St. John Chrysostom, in his Homilies on 2 Timothy, dwells at length on Paul's exhortation to "stir up" the gift, warning that ordained ministers who coast on their ordination without active zeal become like priests who neglect the altar fire — a dereliction with consequences for the whole community. St. Thomas Aquinas, in his commentary on the Pastoral Epistles, links sōphronismos to the virtue of prudence, arguing that the Spirit of God integrates courage and love within the architectonic virtue of practical wisdom, so that the minister acts not impulsively but with measured, grace-informed judgment.
Pope Francis, in his apostolic exhortation Evangelii Gaudium (§261), quotes verse 7 directly in his call for missionary boldness, applying it beyond ordained ministry to every baptized Christian: the spirit of fear that Paul rejects is the "sourness" and "defeatism" that paralyzes evangelization. This breadth of application is consistent with the typological sense: while the primary referent is Timothy's ordination, the triad of power–love–self-control describes the character of all baptismal grace insofar as every Christian shares in Christ's prophetic, priestly, and kingly mission.
These verses speak with remarkable directness to the Catholic Church's moment of cultural and institutional vulnerability. When parishes shrink, vocations feel precarious, and Catholics face social pressure to privatize their faith, the temptation toward deilia — Timothy's timidity — is real and widespread. Paul's exhortation is not motivational rhetoric; it is a sacramental reminder.
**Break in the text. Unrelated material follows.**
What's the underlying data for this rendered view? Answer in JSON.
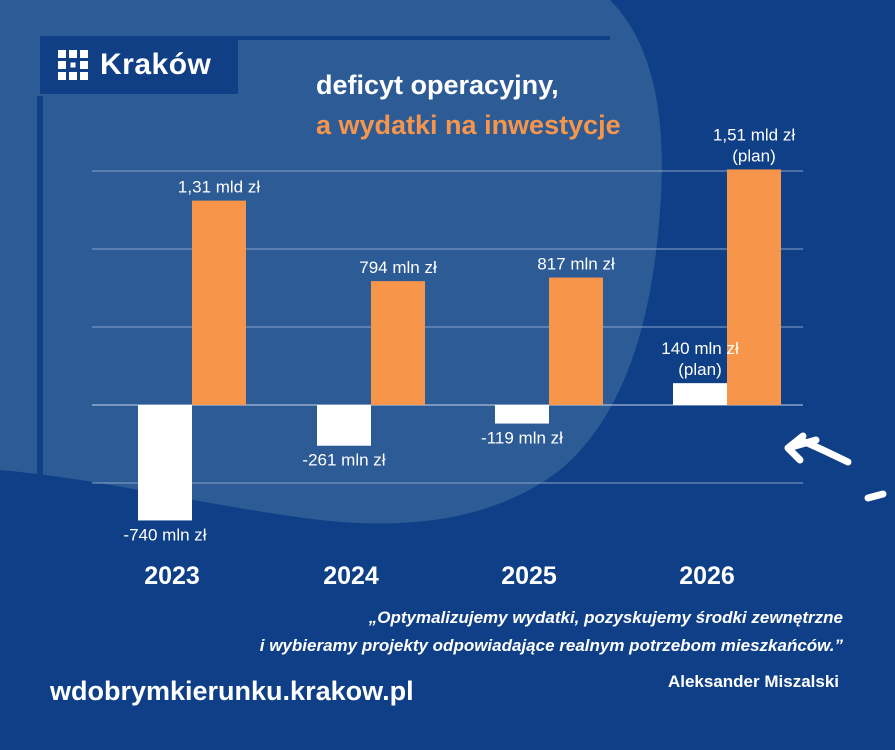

For the ordained priest or deacon, "stirring up" the gift means returning regularly to the grace of ordination through contemplative prayer, the faithful celebration of the sacraments, and honest examination of where fear has caused pastoral retreat. For the lay Catholic, verse 7 reframes the question: the Holy Spirit already given in Baptism and Confirmation is not a spirit of timidity before the secular world. Concretely, this might mean speaking about faith openly at work, volunteering for parish ministry despite feeling unworthy, or engaging charitably but without apology in public discourse on moral questions. The triad — power, love, self-control — provides a practical test: Am I acting from the Spirit's strength, or merely from human anxiety? Is my witness ordered by love for the person before me, and disciplined by clear thinking rather than reactive emotion?